Para lagos, a melhor
expressão é orla. Reservemos margem/margens para rios e rodovias. Mas citar um
posto de combustíveis “localizado às margens da Rodovia Tal” não é certo. O
posto está mesmo em uma das margens, ou seja, “à margem da rodovia”. Se nos
referimos, por exemplo, à ocorrência de algo que marque as duas margens, como
vegetação, barranco ou areal, certamente diremos “às margens”.
A despeito de tudo
isso o que critico como práticas errôneas dos profissionais que têm a Língua
Portuguesa como sua ferramenta de trabalho – tanto na forma escrita quanto na
oral – devo admitir que as falhas começam em casa, nas famílias de menor
escolaridade ou convívio com a chamada “língua culta”. Mas a escola tem seu
grau de responsabilidade nisso. Os professores têm que ensinar o correto e
cobrar o aprendizado. Ou isso, ou responderão pelo crime de má-fé. Talvez até
de falsidade ideológica, já que são pagos para ensinar e não ensinam.
Liberar, com diploma
e tudo, o aluno que não aprendeu é condená-lo à marginalidade. Esse aluno,
quando jogado no mercado de trabalho, será discriminado pelos resultados nos
concursos. Os que tiveram melhores famílias, melhores hábitos (como leitura e
convívio com as artes) e melhores mestres serão sempre vitoriosos. Eu me
sentiria muito mal se meus alunos fossem os eternos reprovados, numa disputa
vital em que só os filhos das classes mais abastadas têm chances.
* * *
6 comentários:
Ótima crônica, Luiz.
Tantos erros, tanta ignorância que nos cercam de todos os lados. Há muito a fazer pela nossa língua. Mas quem há de?
Bjs. e um ótimo feriado!
Maria Helena
Valeu amigo poeta!
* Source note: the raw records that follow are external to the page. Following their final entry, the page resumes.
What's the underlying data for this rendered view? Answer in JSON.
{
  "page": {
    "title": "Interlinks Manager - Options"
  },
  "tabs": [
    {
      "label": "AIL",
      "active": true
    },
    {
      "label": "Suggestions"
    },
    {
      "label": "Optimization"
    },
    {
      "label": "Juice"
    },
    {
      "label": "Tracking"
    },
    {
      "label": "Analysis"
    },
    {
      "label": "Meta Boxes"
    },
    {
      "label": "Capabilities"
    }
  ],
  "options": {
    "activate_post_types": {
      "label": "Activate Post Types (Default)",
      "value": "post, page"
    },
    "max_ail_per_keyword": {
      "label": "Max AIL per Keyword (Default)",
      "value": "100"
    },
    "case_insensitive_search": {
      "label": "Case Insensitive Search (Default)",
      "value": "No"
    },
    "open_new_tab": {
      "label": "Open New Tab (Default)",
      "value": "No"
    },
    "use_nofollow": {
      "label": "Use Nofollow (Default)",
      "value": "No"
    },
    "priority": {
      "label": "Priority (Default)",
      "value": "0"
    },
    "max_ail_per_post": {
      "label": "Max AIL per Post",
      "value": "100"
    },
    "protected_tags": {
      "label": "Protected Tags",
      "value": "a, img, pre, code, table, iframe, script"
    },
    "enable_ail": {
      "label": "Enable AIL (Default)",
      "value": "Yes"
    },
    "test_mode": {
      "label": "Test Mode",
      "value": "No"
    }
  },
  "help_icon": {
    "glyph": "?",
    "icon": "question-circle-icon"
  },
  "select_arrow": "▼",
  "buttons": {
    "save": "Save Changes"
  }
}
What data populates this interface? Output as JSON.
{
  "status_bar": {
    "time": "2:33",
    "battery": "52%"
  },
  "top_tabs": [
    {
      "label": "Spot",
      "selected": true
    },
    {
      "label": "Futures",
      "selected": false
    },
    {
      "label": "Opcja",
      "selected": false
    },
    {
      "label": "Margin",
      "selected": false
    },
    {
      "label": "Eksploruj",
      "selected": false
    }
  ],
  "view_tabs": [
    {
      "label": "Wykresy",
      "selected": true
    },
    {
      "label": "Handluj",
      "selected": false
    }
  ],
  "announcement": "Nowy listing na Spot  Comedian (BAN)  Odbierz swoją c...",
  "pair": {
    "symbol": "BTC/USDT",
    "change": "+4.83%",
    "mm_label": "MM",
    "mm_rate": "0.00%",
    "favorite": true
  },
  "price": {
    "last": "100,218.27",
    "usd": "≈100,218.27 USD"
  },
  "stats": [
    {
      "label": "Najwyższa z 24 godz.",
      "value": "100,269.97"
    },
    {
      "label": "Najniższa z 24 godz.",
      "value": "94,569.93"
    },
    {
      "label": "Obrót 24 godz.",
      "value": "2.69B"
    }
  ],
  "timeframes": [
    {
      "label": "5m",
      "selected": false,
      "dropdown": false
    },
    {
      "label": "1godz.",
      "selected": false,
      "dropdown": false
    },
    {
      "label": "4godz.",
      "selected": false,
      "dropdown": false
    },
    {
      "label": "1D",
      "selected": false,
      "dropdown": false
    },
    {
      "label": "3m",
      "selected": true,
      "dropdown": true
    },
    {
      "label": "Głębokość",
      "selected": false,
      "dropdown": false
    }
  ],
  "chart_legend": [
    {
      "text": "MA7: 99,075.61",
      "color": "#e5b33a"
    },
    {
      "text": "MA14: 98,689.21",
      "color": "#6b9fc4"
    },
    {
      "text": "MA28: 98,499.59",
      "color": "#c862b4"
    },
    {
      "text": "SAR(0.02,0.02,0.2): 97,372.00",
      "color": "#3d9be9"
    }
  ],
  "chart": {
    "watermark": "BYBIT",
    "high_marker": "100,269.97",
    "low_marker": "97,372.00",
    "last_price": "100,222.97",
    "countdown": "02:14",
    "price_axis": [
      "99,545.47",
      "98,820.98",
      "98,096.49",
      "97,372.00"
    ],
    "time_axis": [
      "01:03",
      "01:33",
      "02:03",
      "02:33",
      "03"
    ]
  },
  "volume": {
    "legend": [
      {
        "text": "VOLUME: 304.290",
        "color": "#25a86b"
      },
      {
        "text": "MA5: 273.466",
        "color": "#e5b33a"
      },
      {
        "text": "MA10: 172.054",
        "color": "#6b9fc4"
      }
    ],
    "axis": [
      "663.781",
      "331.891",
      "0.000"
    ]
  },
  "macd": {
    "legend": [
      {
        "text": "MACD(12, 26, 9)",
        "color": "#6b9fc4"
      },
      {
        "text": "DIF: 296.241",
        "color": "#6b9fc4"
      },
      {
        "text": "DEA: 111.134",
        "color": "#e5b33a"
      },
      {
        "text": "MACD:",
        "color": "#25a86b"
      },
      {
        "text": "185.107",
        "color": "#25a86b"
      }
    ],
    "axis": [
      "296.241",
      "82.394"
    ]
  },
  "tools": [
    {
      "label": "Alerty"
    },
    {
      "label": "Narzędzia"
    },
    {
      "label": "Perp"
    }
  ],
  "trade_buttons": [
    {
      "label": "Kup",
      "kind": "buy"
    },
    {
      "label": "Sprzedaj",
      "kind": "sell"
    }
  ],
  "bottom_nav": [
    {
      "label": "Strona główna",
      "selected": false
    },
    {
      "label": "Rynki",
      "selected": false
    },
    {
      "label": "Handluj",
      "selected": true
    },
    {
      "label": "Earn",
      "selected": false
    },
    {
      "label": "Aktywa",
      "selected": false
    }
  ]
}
Preocupa-me, também, as postagens nas redes sociais. Está virando moda escrever erradamente... . Um grande abraço. Paulo
Português é uma língua muito complexa , que me deixa sempre cheia de dúvidas, e me faz cometer muitos equívocos gramaticais.
Nunca sei como usar alguns pronomes algumas crases, por exemplo.
O uso do "em pé" e "de pé", tbém me confunde. "Os professores têm que ensinar..." Tbém não sei usar o "tem de" e "tem que". Ai ai, tenho muito a aprender...
Parabéns pela crônica! Trabalhar com a língua portuguesa não é fácil, sabemos disso! Você como jornalista, poeta, professor... e eu como professora. Fico entristecida com alguns colegas de profissão que pensam que somente os professores de Língua Portuguesa têm responsabilidade de ensiná-la... Tenho esperanças de que esses valores irão mudar e as cobranças sobre os professores de Língua Portuguesa e Matemática serão divididas entre as outras disciplinas, pois todas têm seu peso e importância! Gostaria muito que nosso atual secretário de educação lesse este texto e por meio dele pensasse um pouco mais na qualidade de ensino e não em índices!
Espero ansiosamente pelo próximo texto, abraços, Luane Rosa.
Adoro esse tema e aprendo muito com suas considerações.
Grande Luiz de Aquino. Sempre propondo reflexões críticas sobre a vida e suas relações linguísticas do cotidiano. É sempre um grande aprendizado ler seus textos.